Le peu de résultats auxquels sont parvenus les ministres des Finances réunis à Washington a consacré la puissance économique et diplomatique de la Chine, capable de dire non au G7 qui réclamait un geste de sa part pour calmer les tensions de la «guerre des monnaies».

L'insistance des Etats-Unis et de l'Europe n'y aura rien fait: la Chine tient à aller à son rythme dans la réévaluation du yuan qu'elle a annoncée en juin.

«Nous faisons cela de manière progressive, plutôt que par une thérapie de choc», a tranché le gouverneur de la banque centrale de Chine, Zhou Xiaochuan.

Certains membres du Fonds monétaire international, dont les Etats-Unis, ont proposé de revoir la procédure qui permet de rappeler à l'ordre un pays dont la monnaie serait délibérément sous-évaluée. Mais la délégation chinoise est restée ferme: elle ne veut pas qu'on pointe du doigt tel ou tel pays.

En quatre mois, le yuan est monté de 2,4% face au dollar, après près de deux ans de quasi-immobilité. La Chine estime avoir fait des progrès notables puisque sa monnaie est à son plus haut depuis la dévaluation de 1994, mais les Etats-Unis, les Européens et les Japonais se disent insatisfaits.

Il était probablement trop tôt pour espérer un compromis, moins de deux semaines après l'expression de «guerre des changes» lancée par le Brésil, qui a dominé les travaux de l'assemblée annuelle du FMI en fin de semaine à Washington.

«On ne peut pas attendre de la Chine qu'elle fasse cela du jour au lendemain. Ils ont une économie de treize cent millions de personnes, et cela bouge très vite dans la bonne direction, cette direction étant une croissance moins tirée par les exportations», a affirmé, en présence de M. Zhou, le directeur général du FMI Dominique Strauss-Kahn.

Ce dernier est bien placé pour mesurer la montée de la puissance d'un pays devenu l'usine du monde, et de plus en plus son créancier grâce à l'accumulation de ses excédents commerciaux.

Avec 9,6%, le FMI prévoit en 2011 une douzième année consécutive d'une croissance à plus de 8% pour la Chine. En une décennie, la taille de son économie a presque triplé. Selon les chiffres de l'institution, elle avait dans ses coffres fin juin près de 30% des réserves des Etats en devises étrangères, avec 2.447 milliards de dollars.

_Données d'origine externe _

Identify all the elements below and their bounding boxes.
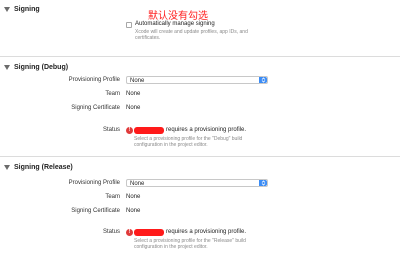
section-divider: [0, 156, 400, 157]
auto-manage-signing-checkbox[interactable]: [126, 22, 132, 28]
select-value: None: [130, 181, 145, 187]
status-label: Status: [102, 229, 120, 235]
status-text: requires a provisioning profile.: [166, 127, 247, 133]
redacted-name: [134, 229, 164, 236]
signing-certificate-value: None: [126, 208, 141, 214]
annotation-text: 默认没有勾选: [148, 11, 208, 22]
status-label: Status: [102, 127, 120, 133]
section-title: Signing: [14, 5, 40, 13]
status-help-line2: configuration in the project editor.: [134, 142, 208, 148]
team-label: Team: [105, 194, 120, 200]
team-value: None: [126, 91, 141, 97]
provisioning-profile-label: Provisioning Profile: [68, 180, 120, 186]
team-label: Team: [105, 91, 120, 97]
signing-debug-section-header[interactable]: Signing (Debug): [0, 60, 400, 74]
auto-manage-signing-label: Automatically manage signing: [135, 21, 215, 27]
chevron-updown-icon: [259, 77, 267, 83]
team-value: None: [126, 194, 141, 200]
redacted-name: [134, 127, 164, 134]
chevron-updown-icon: [259, 180, 267, 186]
status-help-line2: configuration in the project editor.: [134, 244, 208, 250]
release-provisioning-profile-select[interactable]: None: [126, 179, 268, 187]
debug-provisioning-profile-select[interactable]: None: [126, 76, 268, 84]
select-value: None: [130, 78, 145, 84]
section-divider: [0, 56, 400, 57]
signing-certificate-label: Signing Certificate: [71, 105, 120, 111]
section-title: Signing (Release): [14, 163, 73, 171]
auto-manage-help-line2: certificates.: [135, 35, 161, 41]
disclosure-triangle-icon[interactable]: [4, 6, 10, 12]
status-text: requires a provisioning profile.: [166, 229, 247, 235]
section-title: Signing (Debug): [14, 63, 69, 71]
disclosure-triangle-icon[interactable]: [4, 164, 10, 170]
error-icon: !: [126, 229, 133, 236]
signing-certificate-value: None: [126, 105, 141, 111]
disclosure-triangle-icon[interactable]: [4, 64, 10, 70]
signing-release-section-header[interactable]: Signing (Release): [0, 160, 400, 174]
signing-certificate-label: Signing Certificate: [71, 208, 120, 214]
provisioning-profile-label: Provisioning Profile: [68, 77, 120, 83]
error-icon: !: [126, 127, 133, 134]
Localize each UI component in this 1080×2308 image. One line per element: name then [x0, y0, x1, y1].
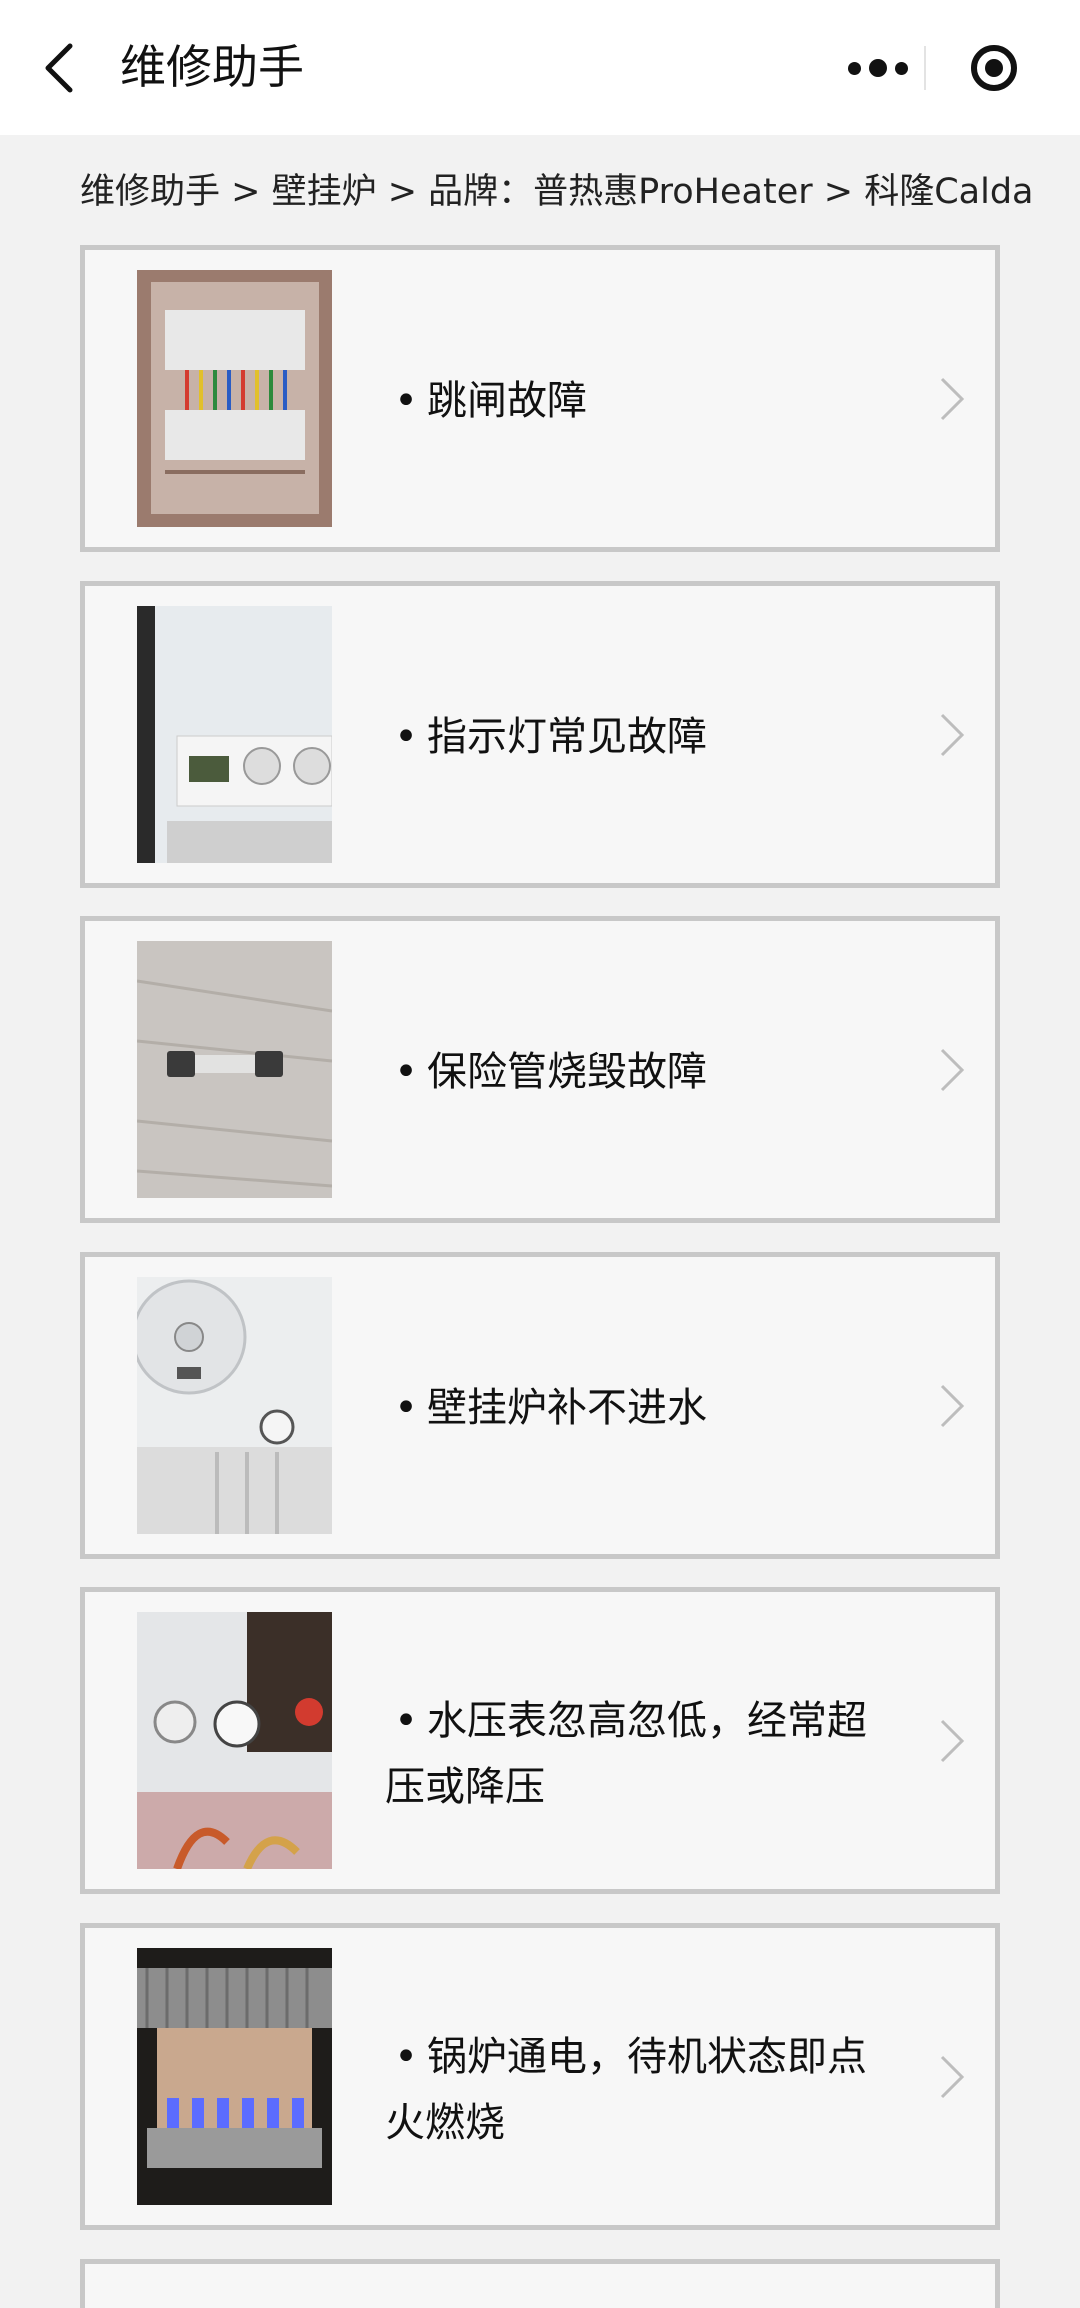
thumbnail-image — [137, 606, 332, 863]
close-button[interactable] — [970, 44, 1018, 92]
list-item-label: • 指示灯常见故障 — [385, 704, 965, 770]
list-item-label: • 水压表忽高忽低，经常超 压或降压 — [385, 1688, 965, 1820]
thumbnail-image — [137, 1612, 332, 1869]
chevron-right-icon — [940, 1719, 965, 1763]
thumbnail-image — [137, 941, 332, 1198]
list-item-pressure-fluctuation[interactable]: • 水压表忽高忽低，经常超 压或降压 — [80, 1587, 1000, 1894]
breadcrumb: 维修助手 > 壁挂炉 > 品牌：普热惠ProHeater > 科隆Calda — [80, 172, 1034, 212]
list-item-indicator-fault[interactable]: • 指示灯常见故障 — [80, 581, 1000, 888]
bullet: • — [394, 378, 418, 424]
thumbnail-image — [137, 1948, 332, 2205]
item-label: 跳闸故障 — [427, 378, 587, 424]
thumbnail-image — [137, 270, 332, 527]
bullet: • — [394, 714, 418, 760]
bullet: • — [394, 2034, 418, 2080]
list-item-no-water-refill[interactable]: • 壁挂炉补不进水 — [80, 1252, 1000, 1559]
navigation-bar: 维修助手 — [0, 0, 1080, 135]
more-dots-icon — [894, 61, 908, 75]
item-label: 指示灯常见故障 — [427, 714, 707, 760]
item-label-line2: 火燃烧 — [385, 2100, 505, 2146]
more-dots-icon — [847, 61, 861, 75]
list-item-trip-fault[interactable]: • 跳闸故障 — [80, 245, 1000, 552]
page-title: 维修助手 — [120, 40, 304, 94]
back-button[interactable] — [40, 40, 80, 96]
item-label: 锅炉通电，待机状态即点 — [427, 2034, 867, 2080]
item-label: 保险管烧毁故障 — [427, 1049, 707, 1095]
chevron-right-icon — [940, 713, 965, 757]
more-dots-icon — [868, 59, 887, 77]
mini-program-capsule — [820, 24, 1050, 112]
bullet: • — [394, 1385, 418, 1431]
list-item-label: • 保险管烧毁故障 — [385, 1039, 965, 1105]
thumbnail-image — [137, 1277, 332, 1534]
list-item-partial[interactable] — [80, 2259, 1000, 2308]
item-label: 壁挂炉补不进水 — [427, 1385, 707, 1431]
target-circle-icon — [971, 45, 1017, 91]
list-item-fuse-fault[interactable]: • 保险管烧毁故障 — [80, 916, 1000, 1223]
capsule-divider — [924, 46, 926, 90]
list-item-label: • 壁挂炉补不进水 — [385, 1375, 965, 1441]
more-button[interactable] — [820, 24, 935, 112]
list-item-label: • 跳闸故障 — [385, 368, 965, 434]
chevron-right-icon — [940, 1048, 965, 1092]
list-item-auto-ignition[interactable]: • 锅炉通电，待机状态即点 火燃烧 — [80, 1923, 1000, 2230]
list-item-label: • 锅炉通电，待机状态即点 火燃烧 — [385, 2024, 965, 2156]
chevron-left-icon — [45, 43, 73, 93]
bullet: • — [394, 1049, 418, 1095]
item-label-line2: 压或降压 — [385, 1764, 545, 1810]
chevron-right-icon — [940, 377, 965, 421]
item-label: 水压表忽高忽低，经常超 — [427, 1698, 867, 1744]
chevron-right-icon — [940, 1384, 965, 1428]
chevron-right-icon — [940, 2055, 965, 2099]
bullet: • — [394, 1698, 418, 1744]
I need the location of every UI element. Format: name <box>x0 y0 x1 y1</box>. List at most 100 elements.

M. Zhou a minimisé la polémique sur le yuan, estimant qu'elle allait «s'estomper» quand la croissance des pays développés repartira, selon des propos rapportés par le magazine «Emerging Markets».

Voyant plus loin, l'économiste en chef du FMI Olivier Blanchard a souligné l'énorme potentiel du marché chinois, où, a-t-il relevé, les conditions salariales et sociales s'améliorent peu à peu.

«C'est une réforme fantastique. (...) Fournir une protection sociale, cela fait baisser l'épargne, cela augmente la consommation intérieure, cela diminuera les exportations chinoises, cela aidera les Etats-Unis: impossible d'y être défavorable», a-t-il affirmé lors d'un séminaire.

Mais ces effets mettent du temps à se faire ressentir, et le débat sur le système monétaire international a encore de beaux jours devant lui.

La France en a fait l'une des priorités de sa présidence du groupe des pays riches et émergents du G20, qu'il prendra en novembre. Les propositions concrètes du président Nicolas Sarkozy y sont très attendues.